30 mars 2018

Poèmes (Groulx)


Gilles Groulx, Poèmes, Montréal, Orphée, 1957, n.p. [40 p.] 

Et : Poèmes, Montréal, Les Herbes rouges, Novembre 1973, n. p. [48 p.] précédé de : « l'inquiétude énergie » de Patrick Straram et de : « Et pourquoi ne pas parler de poésie? » de Madeleine Gagnon et Jean-Marc Piotte; suivi de : [sans titre] de Denis Vanier. (deux illustrations de Groulx)

Le recueil original compte 18 poèmes. Ils sont tous datés. Ils ont été écrits entre octobre 1953 et mars 1954. Beaucoup de mots inventés et une certaine disposition des vers (en escalier, en retrait), des poèmes seulement au verso des pages, voilà ce qui caractérise le recueil... à vue d’œil. 

Issu d'un milieu modeste, c’est en fréquentant Gauvreau et les automatistes que Gilles Groulx (1931-1994) commence sa carrière artistique. D’abord peintre, il écrira Poèmes, avant de se consacrer au cinéma, dont il deviendra l’une des figures marquantes dans les années 60.

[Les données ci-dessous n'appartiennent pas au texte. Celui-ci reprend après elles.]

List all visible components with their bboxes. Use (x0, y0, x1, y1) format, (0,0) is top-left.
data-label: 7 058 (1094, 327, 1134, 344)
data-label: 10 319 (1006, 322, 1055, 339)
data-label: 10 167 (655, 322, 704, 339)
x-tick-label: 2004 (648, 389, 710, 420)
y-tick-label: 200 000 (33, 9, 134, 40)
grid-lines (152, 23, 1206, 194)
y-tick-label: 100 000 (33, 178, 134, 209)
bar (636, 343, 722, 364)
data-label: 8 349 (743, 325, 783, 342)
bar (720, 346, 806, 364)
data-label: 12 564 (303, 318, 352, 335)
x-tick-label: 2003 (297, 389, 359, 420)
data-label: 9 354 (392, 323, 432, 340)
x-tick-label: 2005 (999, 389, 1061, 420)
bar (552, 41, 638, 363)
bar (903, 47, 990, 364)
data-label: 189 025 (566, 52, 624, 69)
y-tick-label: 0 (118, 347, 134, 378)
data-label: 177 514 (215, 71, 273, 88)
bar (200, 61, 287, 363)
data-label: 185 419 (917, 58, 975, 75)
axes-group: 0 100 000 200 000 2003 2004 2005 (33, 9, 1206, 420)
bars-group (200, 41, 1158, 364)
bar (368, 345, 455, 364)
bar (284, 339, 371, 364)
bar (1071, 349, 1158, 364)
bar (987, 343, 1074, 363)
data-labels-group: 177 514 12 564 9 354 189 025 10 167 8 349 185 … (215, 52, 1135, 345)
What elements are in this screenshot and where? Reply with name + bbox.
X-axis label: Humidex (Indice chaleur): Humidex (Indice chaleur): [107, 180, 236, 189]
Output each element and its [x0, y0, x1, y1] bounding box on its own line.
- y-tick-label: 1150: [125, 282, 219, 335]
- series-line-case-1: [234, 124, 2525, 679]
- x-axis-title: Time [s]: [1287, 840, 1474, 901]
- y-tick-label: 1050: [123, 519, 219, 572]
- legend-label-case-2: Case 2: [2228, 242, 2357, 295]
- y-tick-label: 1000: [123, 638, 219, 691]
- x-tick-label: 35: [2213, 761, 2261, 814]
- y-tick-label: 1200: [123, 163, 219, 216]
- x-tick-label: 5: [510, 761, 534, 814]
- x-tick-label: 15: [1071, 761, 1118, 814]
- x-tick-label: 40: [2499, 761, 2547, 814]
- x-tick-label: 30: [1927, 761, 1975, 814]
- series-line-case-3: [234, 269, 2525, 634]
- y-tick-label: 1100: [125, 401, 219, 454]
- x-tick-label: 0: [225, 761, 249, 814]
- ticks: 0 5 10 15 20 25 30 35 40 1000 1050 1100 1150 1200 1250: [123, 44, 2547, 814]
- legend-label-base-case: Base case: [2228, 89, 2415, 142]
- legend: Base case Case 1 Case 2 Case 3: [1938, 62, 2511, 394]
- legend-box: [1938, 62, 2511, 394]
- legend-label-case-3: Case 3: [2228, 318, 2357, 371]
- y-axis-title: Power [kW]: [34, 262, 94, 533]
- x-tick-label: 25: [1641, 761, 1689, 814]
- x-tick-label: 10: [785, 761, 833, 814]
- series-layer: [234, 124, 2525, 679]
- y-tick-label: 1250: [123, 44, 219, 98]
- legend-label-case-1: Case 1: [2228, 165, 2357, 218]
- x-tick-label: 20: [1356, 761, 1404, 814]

Comment lire des poèmes, probablement composés, selon les principes de l’écriture automatique? Doit-on essayer de saisir le sens, parce que toujours sens il y a? Ces questions se posent encore plus après avoir lu la préface (?) marxiste situationniste de Patrick Straram et la postface (?) de Denis Vanier dans la version remaniée publiée aux Herbes rouges en 1973.  « L'éthique de Groulx est trop profonde aux analystes séniles d’une culture retardée et vendue d'avance. » (Vanier) Pour Madeleine Gagnon et Jean-Marc Piotte, Groulx apparaît comme un héritier de Refus global et un précurseur du grand brassage idéologique des années soixante.

Disponible sur la BAnQ
Straram a raison de faire un rapprochement entre les poèmes et le cinéma de Groulx. « Au niveau de la critique, il faut être aveugle ou menteur (pour se protéger) pour ne pas voir et entendre et ressentir et comprendre la continuité qui s'établit, superbement et extrêmement solidement, des "Poèmes" aux films de Gilles Groulx le Lynx inquiet. » 

On sent la critique sociale beaucoup plus qu’on la lit en parcourant les mots disposés sur la page. Parce que ce que l’on lit, c’est moins un texte que des suites de mots. Dès le premier poème on est plongé dans ce qui ressemble à des insultes, mais des insultes qui passent par le loufoque : « Yeux liés de nibasse / oreilles lomphes de bouffons / fauresques // sentez et mentez / assis: / ronflez ». Ou encore : « fais chiourne au chat bossu / échrate sa tête d’urne / échranque le rebord trempé de son pont-balançoire / fais mine d’attirer vers lui des tonneres blasphématoires ».  On saisit qu’il y a un sujet, une volonté de résistance, une attaque qui veut faire mal. Allons au dernier poème : « la brongue/ urnic / du malin calar / qui sait si bien / moutre / lui calo / sa braise / bruie ». Ici, plus d’attaque, plus de sujet, on est tout simplement dans une suite absurde de mots. Mais des mots pleins de colère, de mépris, qui résonnent fort : « tonnerres blasphématoires, convulsions démentes, lit matraque, larges sauces opiumesques, vrasques hérétiques cyclopéens, etc.»

Toujours dans l’édition de 1973, Madeleine Gagnon et Jean-Marc Piotte écrivent : « Poésie où le sujet est posé — déjà — avant même que les théories lacaniennes et derridiennes fassent leur entrée au Québec, non plus comme représentation mais comme lieu de décentrement et de transformation textuelle. »

Donc beaucoup de mots inventés et une recherche du loufoque dans la composition des nouveaux mots; des mots qui frappent fort et d’autres qui nous plongent dans l’absurde; bref du cinéma verbal, une volonté aiguë de résistance, une mise en cause de l’institution littéraire elle-même.